Rivian Automotive (Nasdaq: Riven) fell in pre-market trading on Monday after Barclay downgraded the electric vehicle stock to equal weight after rating it overweight.The company pointed to a slowdown in the broader EV market, demand pressure and increased supply. Constraints.
Analyst Dan Levy said Rivian (RIVN) offers superior products and technology, but weak demand could pose margin risks and the company's sales growth could slow. It warned that it would be difficult for the company to achieve positive profit margins and cash flow. For investors, Rivian's (RIVN) need to continue raising capital is seen as limiting stock price gains.
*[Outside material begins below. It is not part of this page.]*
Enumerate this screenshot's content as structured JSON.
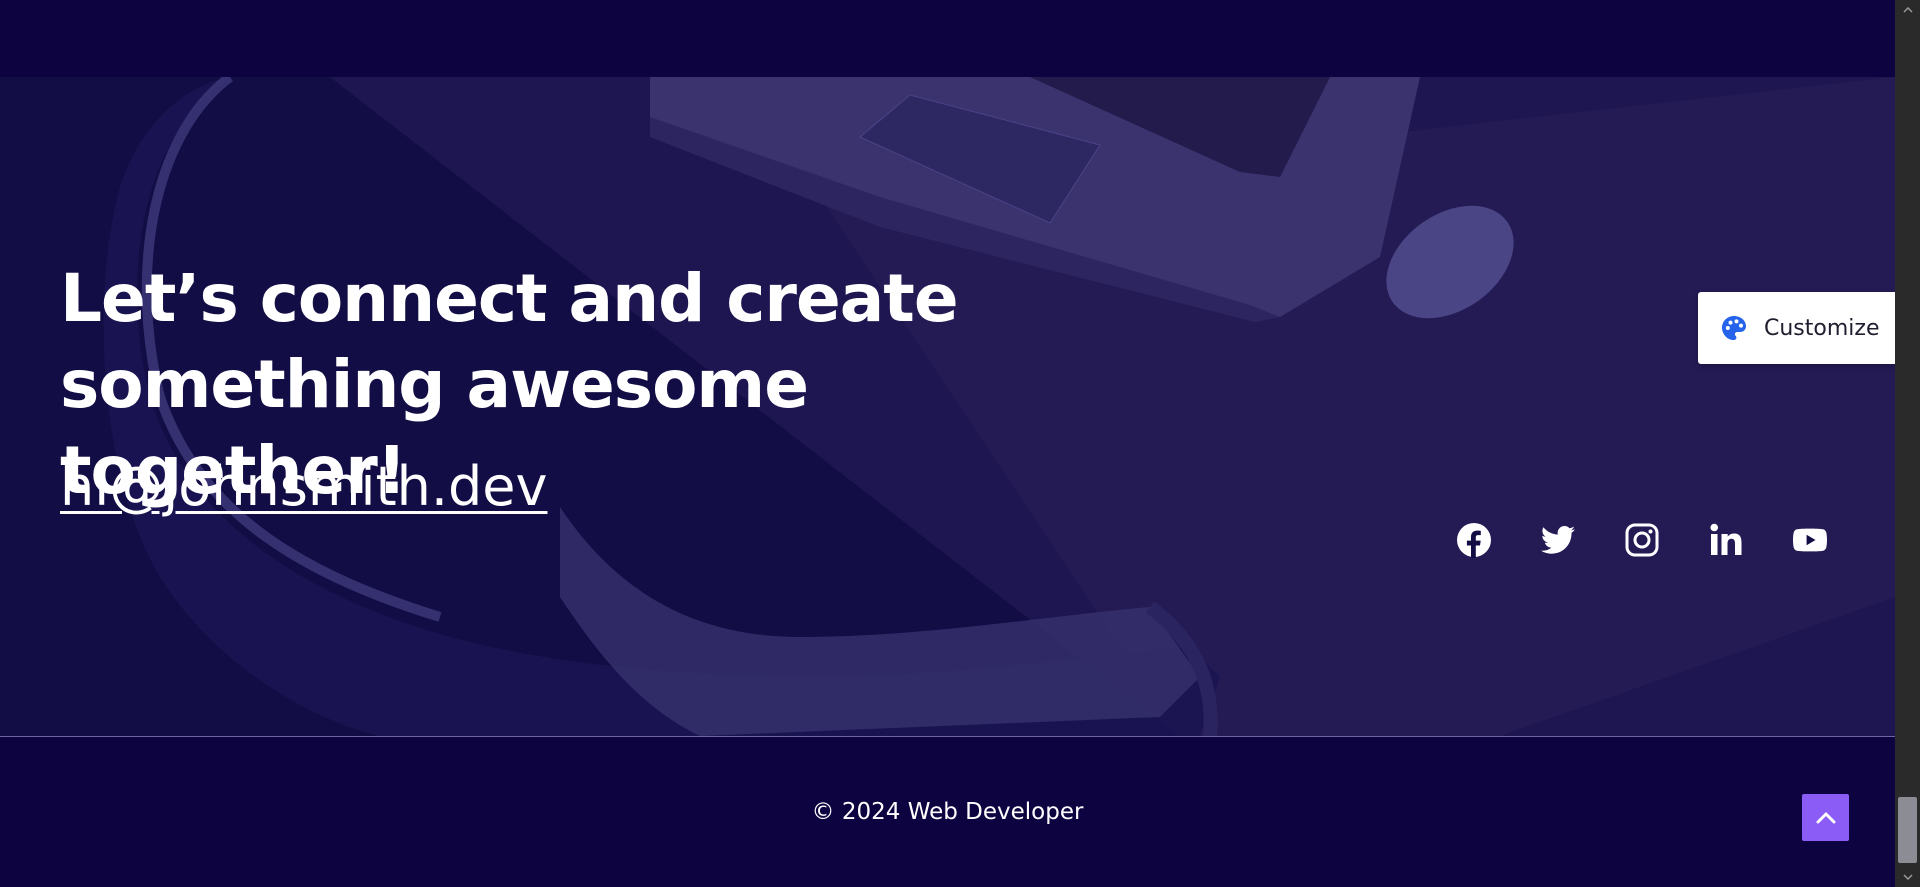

“The impact of weak demand is significant. This not only means that the outlook for sales volumes is difficult, but also poses potential price risks. On both counts, RIVN will reach gross profit margins This confirms that it is highly likely that we will not be able to achieve our 2024 goal,” Levy updated. . “Furthermore, given the preparations for high-volume R2 in 2026, there will be continued funding needs and future pressures are expected,” he added.
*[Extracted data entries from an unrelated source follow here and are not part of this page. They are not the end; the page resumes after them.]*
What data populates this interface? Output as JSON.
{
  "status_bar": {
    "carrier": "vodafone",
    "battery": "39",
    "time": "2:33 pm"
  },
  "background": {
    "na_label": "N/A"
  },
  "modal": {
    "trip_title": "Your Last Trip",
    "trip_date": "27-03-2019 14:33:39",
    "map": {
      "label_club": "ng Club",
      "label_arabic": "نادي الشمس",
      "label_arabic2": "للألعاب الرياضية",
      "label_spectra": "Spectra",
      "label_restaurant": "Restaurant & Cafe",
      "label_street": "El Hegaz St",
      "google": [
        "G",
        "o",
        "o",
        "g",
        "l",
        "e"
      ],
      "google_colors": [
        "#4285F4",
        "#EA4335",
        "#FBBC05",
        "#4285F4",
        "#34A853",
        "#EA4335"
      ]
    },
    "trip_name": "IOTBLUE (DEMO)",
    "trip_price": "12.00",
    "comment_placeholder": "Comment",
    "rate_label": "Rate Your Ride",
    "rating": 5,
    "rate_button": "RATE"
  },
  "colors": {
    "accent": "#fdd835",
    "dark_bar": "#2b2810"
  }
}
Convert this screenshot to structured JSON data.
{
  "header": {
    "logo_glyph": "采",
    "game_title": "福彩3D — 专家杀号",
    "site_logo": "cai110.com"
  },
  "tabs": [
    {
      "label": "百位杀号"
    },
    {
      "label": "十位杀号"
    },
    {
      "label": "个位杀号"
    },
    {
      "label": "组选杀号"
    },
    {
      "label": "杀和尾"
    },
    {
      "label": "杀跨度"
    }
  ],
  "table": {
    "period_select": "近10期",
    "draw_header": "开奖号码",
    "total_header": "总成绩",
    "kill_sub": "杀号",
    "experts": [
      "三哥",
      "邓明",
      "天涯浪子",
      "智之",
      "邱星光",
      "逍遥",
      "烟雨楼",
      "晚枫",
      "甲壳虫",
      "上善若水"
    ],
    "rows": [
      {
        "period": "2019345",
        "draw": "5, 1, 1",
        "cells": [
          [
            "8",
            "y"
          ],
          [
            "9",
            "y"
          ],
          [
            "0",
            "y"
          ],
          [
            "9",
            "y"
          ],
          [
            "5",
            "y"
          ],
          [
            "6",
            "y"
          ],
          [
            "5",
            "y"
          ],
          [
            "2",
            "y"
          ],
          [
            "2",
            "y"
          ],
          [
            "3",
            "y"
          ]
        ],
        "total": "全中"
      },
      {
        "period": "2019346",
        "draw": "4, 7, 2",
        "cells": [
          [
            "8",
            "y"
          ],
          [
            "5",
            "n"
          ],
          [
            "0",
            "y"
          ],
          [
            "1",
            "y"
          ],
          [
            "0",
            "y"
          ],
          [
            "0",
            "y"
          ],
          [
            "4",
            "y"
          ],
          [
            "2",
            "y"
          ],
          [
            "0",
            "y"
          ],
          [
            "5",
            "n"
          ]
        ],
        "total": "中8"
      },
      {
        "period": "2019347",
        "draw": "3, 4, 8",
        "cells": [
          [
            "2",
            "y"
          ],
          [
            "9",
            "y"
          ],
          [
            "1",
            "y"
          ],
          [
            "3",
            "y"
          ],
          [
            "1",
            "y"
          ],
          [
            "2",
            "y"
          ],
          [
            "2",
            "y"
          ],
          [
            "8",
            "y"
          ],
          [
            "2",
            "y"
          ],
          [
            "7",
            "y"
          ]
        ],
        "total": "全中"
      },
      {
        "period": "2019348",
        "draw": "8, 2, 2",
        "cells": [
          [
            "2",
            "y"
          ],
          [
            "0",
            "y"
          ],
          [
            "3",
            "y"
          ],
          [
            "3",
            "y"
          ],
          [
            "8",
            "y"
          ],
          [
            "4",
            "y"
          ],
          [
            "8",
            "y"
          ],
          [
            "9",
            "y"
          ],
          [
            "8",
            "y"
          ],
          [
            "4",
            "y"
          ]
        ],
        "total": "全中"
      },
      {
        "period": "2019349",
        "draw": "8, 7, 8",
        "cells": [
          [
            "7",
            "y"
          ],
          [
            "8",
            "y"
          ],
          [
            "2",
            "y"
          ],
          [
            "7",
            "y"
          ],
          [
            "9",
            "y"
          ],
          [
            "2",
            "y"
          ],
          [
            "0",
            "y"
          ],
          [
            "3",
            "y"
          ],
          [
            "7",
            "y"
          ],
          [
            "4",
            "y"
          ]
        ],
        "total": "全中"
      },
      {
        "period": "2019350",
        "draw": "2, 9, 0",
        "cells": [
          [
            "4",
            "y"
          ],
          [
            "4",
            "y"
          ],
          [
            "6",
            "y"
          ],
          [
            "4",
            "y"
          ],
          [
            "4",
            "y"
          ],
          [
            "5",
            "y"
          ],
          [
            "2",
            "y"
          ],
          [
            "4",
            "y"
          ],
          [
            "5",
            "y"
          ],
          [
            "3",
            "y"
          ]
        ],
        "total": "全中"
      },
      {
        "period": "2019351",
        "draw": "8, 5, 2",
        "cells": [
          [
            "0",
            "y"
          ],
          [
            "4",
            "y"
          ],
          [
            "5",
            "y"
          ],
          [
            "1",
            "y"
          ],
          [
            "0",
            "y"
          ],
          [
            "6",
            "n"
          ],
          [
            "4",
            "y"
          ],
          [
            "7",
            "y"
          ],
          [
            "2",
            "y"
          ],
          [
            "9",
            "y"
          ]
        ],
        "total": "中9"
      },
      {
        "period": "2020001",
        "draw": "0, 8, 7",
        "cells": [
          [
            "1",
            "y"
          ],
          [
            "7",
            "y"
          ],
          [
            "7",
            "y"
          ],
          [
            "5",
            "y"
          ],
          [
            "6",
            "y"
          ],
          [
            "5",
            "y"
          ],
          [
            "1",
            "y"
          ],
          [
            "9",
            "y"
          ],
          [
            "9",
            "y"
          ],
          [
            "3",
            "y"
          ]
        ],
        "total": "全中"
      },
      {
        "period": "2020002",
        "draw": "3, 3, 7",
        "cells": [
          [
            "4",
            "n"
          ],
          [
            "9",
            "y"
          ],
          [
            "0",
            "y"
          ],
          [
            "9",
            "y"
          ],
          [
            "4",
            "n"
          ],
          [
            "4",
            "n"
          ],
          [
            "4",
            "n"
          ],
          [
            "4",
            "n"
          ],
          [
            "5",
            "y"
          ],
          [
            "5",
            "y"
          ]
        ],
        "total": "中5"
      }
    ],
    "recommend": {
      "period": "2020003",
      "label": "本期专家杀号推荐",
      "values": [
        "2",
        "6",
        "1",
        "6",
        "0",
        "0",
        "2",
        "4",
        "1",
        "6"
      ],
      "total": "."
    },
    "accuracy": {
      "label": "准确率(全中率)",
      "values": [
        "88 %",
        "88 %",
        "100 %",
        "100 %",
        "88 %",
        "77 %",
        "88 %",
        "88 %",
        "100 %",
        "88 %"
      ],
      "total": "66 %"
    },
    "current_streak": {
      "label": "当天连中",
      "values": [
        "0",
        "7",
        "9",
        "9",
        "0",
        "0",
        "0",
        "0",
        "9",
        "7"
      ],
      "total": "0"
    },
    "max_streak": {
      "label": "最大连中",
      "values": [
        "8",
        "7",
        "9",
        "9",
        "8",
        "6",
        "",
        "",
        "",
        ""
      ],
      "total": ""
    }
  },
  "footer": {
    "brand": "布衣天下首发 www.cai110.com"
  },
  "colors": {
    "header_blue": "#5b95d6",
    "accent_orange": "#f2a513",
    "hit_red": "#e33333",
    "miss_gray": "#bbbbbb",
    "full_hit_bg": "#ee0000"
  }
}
Barclays lowered Rivian Automotive's (RIVN) price target from $16 to $9.
Rivian (RIVN) stock falls 3.06% In pre-market trading, the stock traded at $16.17, compared to a 52-week trading range of $11.68 to $28.06.
Rivian Automotive (RIVN) is scheduled to report earnings on February 21st. Analysts expect Rivian (RIVN) to report an EPS loss of $1.32 on revenue of $1.26 billion. Rivian (RIVN) has posted lower-than-expected losses over the past seven quarters.